Another interesting part is this description of the men's work ethic:
The men were occasionally ridiculed, and even pelted with turkey slime; more often, though, they were admired for their work ethic. Dave Meincke, the plant’s evisceration supervisor, has never forgotten “how they took me under their wing” when he joined the assembly line more than 30 years ago, or the pride they had in letting no shackle pass empty. 
“They came in, and they got it done,” he says. 
But the men did not earn the same as their nondisabled colleagues.
Henry’s Turkey Service, which was paid directly by the plant for the men’s labor, was capitalizing on a section of the Fair Labor Standards Act of 1938 that allows certified employers to pay a subminimum wage to workers with a disability, based on their productivity when compared with that of nondisabled workers. 

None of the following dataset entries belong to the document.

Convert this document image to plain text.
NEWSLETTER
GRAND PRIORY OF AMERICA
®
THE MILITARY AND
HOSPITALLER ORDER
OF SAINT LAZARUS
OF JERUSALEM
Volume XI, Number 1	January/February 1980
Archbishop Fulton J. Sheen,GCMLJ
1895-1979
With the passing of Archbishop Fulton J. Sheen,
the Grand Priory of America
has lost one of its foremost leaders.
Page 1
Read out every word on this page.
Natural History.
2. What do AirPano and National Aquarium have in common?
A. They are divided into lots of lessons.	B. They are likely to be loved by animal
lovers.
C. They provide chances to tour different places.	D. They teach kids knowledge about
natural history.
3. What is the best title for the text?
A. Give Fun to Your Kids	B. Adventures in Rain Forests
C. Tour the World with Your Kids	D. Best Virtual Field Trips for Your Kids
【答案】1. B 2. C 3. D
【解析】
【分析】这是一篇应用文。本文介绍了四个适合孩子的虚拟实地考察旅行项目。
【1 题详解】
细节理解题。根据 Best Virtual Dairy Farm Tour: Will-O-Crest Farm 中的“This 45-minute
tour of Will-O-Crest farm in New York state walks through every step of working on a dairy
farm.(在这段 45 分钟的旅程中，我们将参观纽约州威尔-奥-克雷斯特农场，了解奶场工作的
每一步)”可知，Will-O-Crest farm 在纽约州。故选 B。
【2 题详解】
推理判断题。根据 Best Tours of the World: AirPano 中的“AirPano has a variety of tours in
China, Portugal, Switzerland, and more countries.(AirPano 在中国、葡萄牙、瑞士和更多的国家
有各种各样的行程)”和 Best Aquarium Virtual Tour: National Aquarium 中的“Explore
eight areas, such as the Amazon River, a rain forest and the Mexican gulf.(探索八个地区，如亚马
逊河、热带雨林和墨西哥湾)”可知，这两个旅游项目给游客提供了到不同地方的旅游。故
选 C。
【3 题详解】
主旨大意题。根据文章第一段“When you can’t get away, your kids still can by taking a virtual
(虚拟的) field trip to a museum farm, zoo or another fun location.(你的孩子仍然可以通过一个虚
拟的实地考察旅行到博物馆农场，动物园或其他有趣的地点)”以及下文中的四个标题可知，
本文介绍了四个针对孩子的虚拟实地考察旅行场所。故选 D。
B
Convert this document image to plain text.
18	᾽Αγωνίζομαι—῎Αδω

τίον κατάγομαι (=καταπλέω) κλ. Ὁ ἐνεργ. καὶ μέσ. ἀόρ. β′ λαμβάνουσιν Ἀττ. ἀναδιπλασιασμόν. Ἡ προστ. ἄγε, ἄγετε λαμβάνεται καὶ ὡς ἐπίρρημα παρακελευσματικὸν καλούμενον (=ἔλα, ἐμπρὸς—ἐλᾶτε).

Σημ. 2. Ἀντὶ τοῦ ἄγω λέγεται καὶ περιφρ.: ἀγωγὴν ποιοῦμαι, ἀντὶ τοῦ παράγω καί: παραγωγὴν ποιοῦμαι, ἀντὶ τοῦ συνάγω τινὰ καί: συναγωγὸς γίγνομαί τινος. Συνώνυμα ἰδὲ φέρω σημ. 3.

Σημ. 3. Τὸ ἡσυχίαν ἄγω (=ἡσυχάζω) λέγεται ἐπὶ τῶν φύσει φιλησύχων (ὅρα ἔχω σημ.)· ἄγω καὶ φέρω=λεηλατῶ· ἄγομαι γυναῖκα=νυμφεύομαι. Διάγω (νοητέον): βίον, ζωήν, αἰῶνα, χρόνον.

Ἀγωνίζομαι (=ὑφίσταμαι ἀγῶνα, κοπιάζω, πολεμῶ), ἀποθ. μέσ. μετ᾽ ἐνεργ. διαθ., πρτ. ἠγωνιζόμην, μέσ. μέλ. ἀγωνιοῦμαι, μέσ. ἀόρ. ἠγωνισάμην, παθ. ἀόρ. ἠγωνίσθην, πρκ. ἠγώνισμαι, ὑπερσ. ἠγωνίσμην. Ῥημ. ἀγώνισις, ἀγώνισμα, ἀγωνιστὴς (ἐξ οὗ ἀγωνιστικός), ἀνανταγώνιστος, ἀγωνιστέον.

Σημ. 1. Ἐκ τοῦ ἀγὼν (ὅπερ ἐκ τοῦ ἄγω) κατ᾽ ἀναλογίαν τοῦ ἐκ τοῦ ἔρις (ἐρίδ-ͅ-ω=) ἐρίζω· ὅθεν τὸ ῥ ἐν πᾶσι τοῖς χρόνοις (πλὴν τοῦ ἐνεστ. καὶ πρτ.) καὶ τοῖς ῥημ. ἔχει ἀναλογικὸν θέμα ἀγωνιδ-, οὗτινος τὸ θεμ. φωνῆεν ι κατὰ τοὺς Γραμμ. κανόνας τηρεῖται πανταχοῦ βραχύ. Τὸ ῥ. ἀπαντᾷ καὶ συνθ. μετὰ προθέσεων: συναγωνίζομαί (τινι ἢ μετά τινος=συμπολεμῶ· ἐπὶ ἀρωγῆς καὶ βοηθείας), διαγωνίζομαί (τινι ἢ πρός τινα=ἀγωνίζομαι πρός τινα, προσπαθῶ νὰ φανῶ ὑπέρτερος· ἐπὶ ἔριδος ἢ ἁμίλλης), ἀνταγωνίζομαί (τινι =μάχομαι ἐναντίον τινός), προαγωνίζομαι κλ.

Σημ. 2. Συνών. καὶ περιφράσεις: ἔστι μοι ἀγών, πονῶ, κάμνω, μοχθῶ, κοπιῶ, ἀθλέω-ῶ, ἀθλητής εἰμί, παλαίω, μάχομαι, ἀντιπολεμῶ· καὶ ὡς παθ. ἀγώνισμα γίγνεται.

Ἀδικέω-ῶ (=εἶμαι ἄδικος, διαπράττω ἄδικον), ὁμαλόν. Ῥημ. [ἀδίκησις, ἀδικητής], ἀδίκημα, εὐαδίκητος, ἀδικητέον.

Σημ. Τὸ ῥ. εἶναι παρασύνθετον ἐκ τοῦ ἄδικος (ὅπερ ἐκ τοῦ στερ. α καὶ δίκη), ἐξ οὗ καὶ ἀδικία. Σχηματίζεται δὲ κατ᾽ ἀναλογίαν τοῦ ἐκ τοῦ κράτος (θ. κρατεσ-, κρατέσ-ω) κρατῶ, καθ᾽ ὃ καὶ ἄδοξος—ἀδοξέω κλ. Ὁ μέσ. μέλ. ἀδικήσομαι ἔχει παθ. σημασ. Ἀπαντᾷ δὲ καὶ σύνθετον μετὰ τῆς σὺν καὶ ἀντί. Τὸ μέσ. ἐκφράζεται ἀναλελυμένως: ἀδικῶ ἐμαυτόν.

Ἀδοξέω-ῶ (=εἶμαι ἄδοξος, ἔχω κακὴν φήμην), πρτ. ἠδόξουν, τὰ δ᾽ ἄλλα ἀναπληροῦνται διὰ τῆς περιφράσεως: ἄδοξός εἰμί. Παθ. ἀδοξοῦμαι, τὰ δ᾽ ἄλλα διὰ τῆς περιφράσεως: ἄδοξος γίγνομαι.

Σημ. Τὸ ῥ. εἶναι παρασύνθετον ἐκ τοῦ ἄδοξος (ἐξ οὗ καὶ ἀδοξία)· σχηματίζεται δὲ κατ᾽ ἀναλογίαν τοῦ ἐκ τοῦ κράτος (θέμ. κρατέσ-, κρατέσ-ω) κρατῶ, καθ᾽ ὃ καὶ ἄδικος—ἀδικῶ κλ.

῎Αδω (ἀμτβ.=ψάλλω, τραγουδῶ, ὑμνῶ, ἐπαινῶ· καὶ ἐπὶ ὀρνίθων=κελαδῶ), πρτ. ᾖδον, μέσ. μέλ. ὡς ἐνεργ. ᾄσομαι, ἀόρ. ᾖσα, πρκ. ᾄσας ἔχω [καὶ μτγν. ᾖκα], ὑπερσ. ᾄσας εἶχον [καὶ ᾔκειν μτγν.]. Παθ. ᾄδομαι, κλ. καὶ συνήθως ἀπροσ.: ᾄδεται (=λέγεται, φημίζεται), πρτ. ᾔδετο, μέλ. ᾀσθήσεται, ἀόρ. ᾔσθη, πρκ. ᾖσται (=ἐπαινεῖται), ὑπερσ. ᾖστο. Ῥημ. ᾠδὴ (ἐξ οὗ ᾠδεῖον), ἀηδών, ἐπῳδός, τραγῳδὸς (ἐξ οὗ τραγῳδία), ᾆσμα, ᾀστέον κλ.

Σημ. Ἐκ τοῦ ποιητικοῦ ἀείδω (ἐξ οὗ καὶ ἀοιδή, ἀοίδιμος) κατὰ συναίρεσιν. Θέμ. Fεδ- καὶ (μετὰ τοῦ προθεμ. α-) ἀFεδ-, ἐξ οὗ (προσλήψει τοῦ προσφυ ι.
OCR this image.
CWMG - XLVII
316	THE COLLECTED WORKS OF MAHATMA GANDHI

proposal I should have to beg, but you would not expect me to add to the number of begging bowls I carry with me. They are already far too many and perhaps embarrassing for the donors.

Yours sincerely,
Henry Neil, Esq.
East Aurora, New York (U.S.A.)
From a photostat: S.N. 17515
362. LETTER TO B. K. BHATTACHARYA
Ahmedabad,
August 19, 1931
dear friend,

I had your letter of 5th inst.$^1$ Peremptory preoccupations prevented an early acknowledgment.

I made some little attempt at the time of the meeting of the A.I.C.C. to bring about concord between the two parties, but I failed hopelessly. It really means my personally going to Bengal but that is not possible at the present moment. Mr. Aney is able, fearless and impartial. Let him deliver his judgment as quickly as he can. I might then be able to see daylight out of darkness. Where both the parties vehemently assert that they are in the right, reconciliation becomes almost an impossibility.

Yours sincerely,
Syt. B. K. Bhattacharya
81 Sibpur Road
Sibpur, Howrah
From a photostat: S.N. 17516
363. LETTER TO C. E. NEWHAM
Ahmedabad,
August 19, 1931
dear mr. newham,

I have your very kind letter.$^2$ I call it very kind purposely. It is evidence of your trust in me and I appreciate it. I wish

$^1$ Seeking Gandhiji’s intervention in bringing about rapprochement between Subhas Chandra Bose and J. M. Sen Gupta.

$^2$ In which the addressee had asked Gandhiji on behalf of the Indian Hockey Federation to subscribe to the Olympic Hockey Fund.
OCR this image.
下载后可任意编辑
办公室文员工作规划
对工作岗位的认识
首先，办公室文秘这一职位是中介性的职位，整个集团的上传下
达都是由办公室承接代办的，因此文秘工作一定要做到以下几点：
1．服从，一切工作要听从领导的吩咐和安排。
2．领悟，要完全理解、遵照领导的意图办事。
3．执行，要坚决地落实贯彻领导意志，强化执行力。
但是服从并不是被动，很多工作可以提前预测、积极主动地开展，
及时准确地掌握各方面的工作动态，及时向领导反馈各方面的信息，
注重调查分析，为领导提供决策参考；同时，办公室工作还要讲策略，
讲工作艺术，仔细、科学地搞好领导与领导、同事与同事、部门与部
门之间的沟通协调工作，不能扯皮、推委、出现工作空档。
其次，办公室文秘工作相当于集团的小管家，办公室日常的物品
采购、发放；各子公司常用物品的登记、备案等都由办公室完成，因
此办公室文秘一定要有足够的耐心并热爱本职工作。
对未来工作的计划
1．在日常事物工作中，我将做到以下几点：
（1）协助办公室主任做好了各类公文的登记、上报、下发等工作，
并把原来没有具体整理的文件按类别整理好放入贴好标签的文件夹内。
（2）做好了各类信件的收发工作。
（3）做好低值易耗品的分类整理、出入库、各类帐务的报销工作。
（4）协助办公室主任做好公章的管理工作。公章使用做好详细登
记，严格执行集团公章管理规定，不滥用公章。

The company also deducted hundreds of dollars from the men’s earnings andSocial Security benefits for room and board — and “in-kind” services, like bowling, dining out and annual visits to an amusement park. The rest was deposited in individual bank accounts in Goldthwaite [where Henry's Turkey Service was based] that the company dipped into to pay for incidentals and medical costs, since the men had no health insurance or Medicaid in Iowa.
Both West Liberty and Atalissa are in Muscatine County.  The men who have not returned to family in Texas are now living in nearby Waterloo.